La sensazione di aver scoperto una bacchetta magica è forte.

Come tutti sappiamo, però, nessuna classe è uguale a un’altra e anche le bacchette magiche si usurano. Quel momento magico sarà difficilmente ripetibile. Alcina ritorna lontana e irraggiungibile, l’equipaggio dell’astronave un fantasma scomparso nel continuum spazio-temporale e gli studenti uno sciocco vulgo che non vuol dar fede. Tuttavia l’evento rimane nel ricordo, associato al materiale, a conferma delle sue possibilità didattiche. Non ci si può sottrarre all’impressione che il materiale autentico costituisca una specie di ponte miracoloso, in grado, in determinate circostanze, di far valicare agli studenti l’abisso tra il loro mondo e il misterioso oggetto del loro studio. Si desidererebbe scoprirne il codice d’accesso, che permettesse di varcarlo ogni volta a piacere; si vorrebbe avere un manuale di istruzioni, per trasformarlo da elemento imponderabile in un cammino consueto e quotidiano, in una strada nota del quartiere.
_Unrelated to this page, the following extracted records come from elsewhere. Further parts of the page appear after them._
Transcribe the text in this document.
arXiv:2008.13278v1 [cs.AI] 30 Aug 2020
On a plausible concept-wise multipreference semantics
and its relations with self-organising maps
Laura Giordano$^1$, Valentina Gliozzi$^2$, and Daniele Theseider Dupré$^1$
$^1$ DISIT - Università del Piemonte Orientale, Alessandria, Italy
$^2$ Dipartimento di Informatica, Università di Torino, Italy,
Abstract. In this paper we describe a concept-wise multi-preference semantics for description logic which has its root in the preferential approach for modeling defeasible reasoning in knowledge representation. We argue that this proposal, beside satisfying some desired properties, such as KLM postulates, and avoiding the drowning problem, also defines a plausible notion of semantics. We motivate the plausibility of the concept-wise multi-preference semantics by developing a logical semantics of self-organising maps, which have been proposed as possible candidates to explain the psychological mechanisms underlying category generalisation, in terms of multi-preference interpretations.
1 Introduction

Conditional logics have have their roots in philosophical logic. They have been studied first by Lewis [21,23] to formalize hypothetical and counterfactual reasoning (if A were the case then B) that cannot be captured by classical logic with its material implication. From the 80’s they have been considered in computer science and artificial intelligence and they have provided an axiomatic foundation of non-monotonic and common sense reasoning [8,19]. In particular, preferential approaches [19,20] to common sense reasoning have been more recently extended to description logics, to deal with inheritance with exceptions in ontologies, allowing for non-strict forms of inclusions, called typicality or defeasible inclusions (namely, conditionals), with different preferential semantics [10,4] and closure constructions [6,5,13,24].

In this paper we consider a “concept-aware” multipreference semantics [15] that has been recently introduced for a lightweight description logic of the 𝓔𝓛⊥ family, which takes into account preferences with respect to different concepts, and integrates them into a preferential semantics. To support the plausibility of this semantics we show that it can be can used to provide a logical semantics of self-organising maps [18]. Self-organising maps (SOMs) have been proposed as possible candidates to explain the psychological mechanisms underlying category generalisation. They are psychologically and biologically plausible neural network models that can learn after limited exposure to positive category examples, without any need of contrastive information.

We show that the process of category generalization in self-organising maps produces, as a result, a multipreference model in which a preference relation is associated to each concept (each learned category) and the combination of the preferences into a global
La forza del suo fascino, tuttavia, sta proprio nella sua eccezionalità, in un circolo vizioso che sembra irrisolvibile e che comincia con la sua definizione.

 

 

2. AUTENTICITÀ: MAGIA O ILLUSIONE?

 

Il termine “autentico” ha una forza di attrazione a cui è difficile sottrarsi, perchè si richiama ad una verità assoluta originaria; evoca un mondo in bianco e nero, ove contraffazione e artificialità minacciano l’essenza delle cose, ristabilita attraverso la dichiarazione di autenticità. In vari campi del sapere rappresenta un termine specifico e tecnico: in particolar modo in filosofia – dove, nel XX secolo, è stato rilanciato dall’esistenzialismo - e nella filologia e nell’ermeneutica, religiosa o giuridica. Qui, indica la ricerca del testo così come è stato creato dall’autore o dalla divinità o fissato dal legislatore1.

Anche in glottodidattica è usato come espressione tecnica: è infatti associato all’espressione “materiale autentico”, usata per la prima volta da Wilkins,2 nel 1976, poi sanzionata da studiosi del calibro di Widdowson e Krashen.3 Divenuto icona dell’approccio comunicativista e quasi un mantra glottodidattico, il “materiale autentico” è un riferimento obbligato nei manuali e nei corsi di lingua, usato spesso come garanzia di efficacia pratica. Il suo richiamo implica la credenza che tutto ciò che è creato per le lezioni di lingua sia artificiale, mentre la realtà “autentica” a cui esso rimanda si troverebbe solo fuori dalla lezione scolastica.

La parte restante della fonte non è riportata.